Nicht brutal werden, wandte ich mich mental an Vlad, als ich sah, wie dessen Lippen sich auf die Provokation hin kräuselten. Spade ist ein Freund, auch wenn er unrecht hat. Kein Snack, den du toasten kannst. Das gilt auch für Tate, der sieht nämlich auch aus, als wollte er sich dir gleich in den Weg stellen.

»Rieche ich Rauch?«, fragte Vlad, immer noch dieses leise Lächeln im Gesicht.

Und damit schlugen Flammen aus den Wänden. Sie sahen aus wie von Zauberhand erschaffene orangefarbene und rote Schlangen, die immer größer wurden. Und größer.

Spade fing an zu fluchen und lief zum Waschbecken, wo er die nächstbesten Behältnisse mit Wasser füllte und um Hilfe rief.

»Wenn ihr schnell seid, habt ihr das in null Komma nichts gelöscht«, versicherte Vlad und bot mir den Arm an. »Wollen wir?«

Wäre ich geblieben, hätte ich alles nur noch schlimmer gemacht. Die drei würden aneinandergeraten, das wusste ich; ich würde es nicht verhindern können. Bei Tate waren jetzt schon die Sicherungen durchgebrannt. Er packte Vlad an der Schulter … und wurde durch die Decke geschleudert. Durch zwei, so hörte es sich zumindest an. Trümmerteile regneten zwischen den Flammen herab.

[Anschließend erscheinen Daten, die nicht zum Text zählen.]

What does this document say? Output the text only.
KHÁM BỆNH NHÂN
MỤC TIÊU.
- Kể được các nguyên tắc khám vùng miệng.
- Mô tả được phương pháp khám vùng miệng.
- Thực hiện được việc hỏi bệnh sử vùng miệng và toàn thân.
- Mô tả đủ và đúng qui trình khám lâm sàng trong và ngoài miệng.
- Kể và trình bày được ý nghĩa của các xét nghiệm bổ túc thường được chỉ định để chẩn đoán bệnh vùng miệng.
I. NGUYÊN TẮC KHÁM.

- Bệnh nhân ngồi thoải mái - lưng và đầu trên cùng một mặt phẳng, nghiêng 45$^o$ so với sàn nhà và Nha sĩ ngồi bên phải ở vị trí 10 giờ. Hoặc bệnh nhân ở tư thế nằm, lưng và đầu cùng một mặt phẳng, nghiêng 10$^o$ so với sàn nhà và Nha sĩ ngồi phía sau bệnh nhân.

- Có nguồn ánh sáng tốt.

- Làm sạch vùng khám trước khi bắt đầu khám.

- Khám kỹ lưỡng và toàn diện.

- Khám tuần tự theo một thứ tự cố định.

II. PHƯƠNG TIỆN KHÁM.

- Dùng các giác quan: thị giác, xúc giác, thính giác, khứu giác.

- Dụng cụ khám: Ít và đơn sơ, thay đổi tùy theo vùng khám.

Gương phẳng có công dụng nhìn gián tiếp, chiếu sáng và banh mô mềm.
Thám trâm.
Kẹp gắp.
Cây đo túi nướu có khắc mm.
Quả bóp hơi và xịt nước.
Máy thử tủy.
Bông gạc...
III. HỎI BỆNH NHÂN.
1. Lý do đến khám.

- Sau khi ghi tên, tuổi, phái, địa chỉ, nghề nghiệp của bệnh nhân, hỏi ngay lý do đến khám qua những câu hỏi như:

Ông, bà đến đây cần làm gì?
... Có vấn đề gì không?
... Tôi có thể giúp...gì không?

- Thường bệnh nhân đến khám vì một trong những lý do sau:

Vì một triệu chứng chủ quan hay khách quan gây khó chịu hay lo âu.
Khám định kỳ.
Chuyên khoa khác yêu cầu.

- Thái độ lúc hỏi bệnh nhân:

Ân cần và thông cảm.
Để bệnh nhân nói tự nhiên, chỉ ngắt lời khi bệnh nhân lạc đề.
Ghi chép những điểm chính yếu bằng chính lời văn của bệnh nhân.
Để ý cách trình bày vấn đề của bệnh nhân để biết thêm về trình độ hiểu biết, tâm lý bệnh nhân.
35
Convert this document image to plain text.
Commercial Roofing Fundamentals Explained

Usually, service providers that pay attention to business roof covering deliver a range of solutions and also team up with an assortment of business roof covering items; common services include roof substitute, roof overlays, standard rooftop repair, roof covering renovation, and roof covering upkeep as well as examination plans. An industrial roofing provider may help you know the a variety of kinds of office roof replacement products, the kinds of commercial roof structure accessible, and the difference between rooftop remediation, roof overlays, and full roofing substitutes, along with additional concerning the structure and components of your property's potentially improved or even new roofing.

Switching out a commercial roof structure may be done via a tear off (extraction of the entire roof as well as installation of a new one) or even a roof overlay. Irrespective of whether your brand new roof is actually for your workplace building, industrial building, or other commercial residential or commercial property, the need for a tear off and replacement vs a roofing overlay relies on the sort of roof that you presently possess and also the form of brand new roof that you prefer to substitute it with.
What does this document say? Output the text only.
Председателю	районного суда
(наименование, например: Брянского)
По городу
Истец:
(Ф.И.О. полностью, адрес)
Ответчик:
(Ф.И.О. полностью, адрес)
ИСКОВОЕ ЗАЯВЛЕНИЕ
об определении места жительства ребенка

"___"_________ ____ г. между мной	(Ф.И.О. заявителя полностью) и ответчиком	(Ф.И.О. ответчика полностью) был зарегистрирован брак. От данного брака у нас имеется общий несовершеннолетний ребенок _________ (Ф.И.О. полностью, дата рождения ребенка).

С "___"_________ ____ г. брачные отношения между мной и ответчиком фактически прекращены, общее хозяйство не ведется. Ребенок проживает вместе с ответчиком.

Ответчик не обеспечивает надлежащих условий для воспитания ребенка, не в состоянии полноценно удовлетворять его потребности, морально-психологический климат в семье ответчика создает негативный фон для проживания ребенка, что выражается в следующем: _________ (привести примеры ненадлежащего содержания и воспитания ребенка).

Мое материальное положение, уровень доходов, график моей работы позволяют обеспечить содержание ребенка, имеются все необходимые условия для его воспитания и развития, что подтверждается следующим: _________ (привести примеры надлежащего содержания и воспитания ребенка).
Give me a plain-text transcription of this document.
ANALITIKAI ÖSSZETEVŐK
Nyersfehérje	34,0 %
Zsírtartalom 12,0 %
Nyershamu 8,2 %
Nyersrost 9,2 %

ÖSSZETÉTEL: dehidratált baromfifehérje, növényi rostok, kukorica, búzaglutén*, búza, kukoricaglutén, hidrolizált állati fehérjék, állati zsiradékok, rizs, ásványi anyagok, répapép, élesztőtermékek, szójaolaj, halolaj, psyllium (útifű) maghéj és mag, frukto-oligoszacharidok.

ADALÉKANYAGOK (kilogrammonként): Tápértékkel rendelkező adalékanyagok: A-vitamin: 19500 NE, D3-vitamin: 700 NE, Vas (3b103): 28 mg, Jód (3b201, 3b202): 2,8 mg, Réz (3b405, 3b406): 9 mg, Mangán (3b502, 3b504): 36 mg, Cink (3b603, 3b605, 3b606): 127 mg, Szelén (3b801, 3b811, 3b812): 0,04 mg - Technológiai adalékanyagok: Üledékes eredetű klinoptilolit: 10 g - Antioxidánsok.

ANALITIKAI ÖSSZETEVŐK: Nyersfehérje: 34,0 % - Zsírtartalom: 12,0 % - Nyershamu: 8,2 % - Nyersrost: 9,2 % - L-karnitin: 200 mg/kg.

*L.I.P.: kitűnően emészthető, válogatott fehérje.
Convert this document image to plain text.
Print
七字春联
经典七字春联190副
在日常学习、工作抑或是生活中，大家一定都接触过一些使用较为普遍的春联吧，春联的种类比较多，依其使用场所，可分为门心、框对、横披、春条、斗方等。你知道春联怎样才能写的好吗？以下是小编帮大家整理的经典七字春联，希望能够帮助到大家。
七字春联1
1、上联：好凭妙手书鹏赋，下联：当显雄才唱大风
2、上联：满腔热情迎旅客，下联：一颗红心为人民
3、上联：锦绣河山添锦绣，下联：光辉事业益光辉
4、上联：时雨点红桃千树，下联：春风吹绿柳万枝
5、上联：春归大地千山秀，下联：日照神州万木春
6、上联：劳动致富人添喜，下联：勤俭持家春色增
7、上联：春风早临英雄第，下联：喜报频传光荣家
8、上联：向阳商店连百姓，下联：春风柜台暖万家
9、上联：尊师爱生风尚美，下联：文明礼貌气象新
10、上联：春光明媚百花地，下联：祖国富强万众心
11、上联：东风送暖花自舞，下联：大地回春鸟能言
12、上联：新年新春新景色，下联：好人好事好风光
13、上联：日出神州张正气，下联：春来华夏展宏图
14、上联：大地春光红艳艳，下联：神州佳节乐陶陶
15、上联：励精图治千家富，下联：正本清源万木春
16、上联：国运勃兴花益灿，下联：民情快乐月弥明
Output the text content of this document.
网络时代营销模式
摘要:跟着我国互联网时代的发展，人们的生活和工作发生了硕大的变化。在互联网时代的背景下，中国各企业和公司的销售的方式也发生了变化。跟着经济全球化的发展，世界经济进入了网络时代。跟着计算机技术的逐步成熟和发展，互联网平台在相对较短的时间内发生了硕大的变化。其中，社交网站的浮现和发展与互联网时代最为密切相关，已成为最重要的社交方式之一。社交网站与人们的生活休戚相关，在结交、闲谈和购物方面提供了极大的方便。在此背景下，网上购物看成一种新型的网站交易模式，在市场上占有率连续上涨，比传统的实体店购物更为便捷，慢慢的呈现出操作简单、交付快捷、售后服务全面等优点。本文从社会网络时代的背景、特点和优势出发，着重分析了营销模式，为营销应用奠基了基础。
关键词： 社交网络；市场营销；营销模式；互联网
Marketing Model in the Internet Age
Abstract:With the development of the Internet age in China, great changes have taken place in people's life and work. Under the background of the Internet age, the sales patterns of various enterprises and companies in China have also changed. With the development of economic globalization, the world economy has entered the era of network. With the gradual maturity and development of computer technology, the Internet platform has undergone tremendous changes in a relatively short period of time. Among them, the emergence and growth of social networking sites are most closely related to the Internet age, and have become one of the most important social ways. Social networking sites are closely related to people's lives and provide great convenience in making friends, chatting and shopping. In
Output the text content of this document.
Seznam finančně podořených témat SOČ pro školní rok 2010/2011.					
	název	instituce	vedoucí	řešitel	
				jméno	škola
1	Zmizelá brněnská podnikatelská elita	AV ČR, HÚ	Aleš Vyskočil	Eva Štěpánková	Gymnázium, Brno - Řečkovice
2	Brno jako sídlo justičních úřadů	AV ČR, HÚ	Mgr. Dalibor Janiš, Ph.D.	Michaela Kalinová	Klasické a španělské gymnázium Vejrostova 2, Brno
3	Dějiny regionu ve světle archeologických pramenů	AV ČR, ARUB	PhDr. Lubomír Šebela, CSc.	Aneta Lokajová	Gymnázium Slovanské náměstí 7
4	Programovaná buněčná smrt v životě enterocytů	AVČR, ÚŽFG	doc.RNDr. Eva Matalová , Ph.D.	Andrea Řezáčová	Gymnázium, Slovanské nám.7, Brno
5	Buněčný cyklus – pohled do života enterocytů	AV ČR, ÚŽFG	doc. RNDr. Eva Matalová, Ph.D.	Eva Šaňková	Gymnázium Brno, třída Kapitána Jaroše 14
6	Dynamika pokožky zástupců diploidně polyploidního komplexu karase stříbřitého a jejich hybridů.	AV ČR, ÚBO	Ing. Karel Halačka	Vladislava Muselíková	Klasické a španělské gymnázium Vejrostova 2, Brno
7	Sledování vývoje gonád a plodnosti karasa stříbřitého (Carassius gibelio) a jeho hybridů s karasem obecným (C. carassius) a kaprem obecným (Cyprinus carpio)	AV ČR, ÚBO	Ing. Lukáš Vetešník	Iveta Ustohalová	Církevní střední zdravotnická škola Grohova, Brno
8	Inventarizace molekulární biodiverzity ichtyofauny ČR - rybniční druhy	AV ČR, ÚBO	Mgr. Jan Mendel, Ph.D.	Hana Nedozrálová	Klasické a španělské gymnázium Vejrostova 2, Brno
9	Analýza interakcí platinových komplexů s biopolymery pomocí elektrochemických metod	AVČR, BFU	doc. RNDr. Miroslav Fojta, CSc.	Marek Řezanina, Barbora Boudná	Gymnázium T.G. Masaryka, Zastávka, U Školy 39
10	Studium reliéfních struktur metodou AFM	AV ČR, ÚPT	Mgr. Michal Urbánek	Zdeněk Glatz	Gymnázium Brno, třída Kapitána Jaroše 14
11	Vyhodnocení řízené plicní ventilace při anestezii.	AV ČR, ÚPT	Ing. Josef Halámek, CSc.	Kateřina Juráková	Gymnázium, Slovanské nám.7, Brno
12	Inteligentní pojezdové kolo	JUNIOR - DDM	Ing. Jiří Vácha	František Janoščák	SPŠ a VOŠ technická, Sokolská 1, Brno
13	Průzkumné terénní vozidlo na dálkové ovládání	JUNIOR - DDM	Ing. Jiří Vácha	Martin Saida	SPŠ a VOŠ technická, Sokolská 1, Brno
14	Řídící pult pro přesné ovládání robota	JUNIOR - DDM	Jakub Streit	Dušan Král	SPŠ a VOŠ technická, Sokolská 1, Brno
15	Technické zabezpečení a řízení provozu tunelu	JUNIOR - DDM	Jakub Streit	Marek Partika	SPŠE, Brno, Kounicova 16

Vlad verzog keine Miene. »Das war eine Warnung. Das nächste Mal mache ich ernst.«

Ich warf einen letzten Blick auf das Loch in der Decke und die brennenden Wände, bevor ich Vlads Arm nahm, noch immer ganz fertig von dem, was in der letzten Viertelstunde geschehen war. »Gehen wir.«

Wir stiegen in einen Wagen, der offensichtlich Vlad gehörte. Im Davonfahren hörten wir es dreimal vernehmlich rumsen, als die Autos in der Einfahrt explodierten.

»Damit sie nicht versuchen, uns zu folgen«, erklärte Vlad auf meinen verdutzten Gesichtsausdruck hin.

Am Himmel blitzte es. Es war das Letzte, was ich sah, bevor ich die Augen schloss.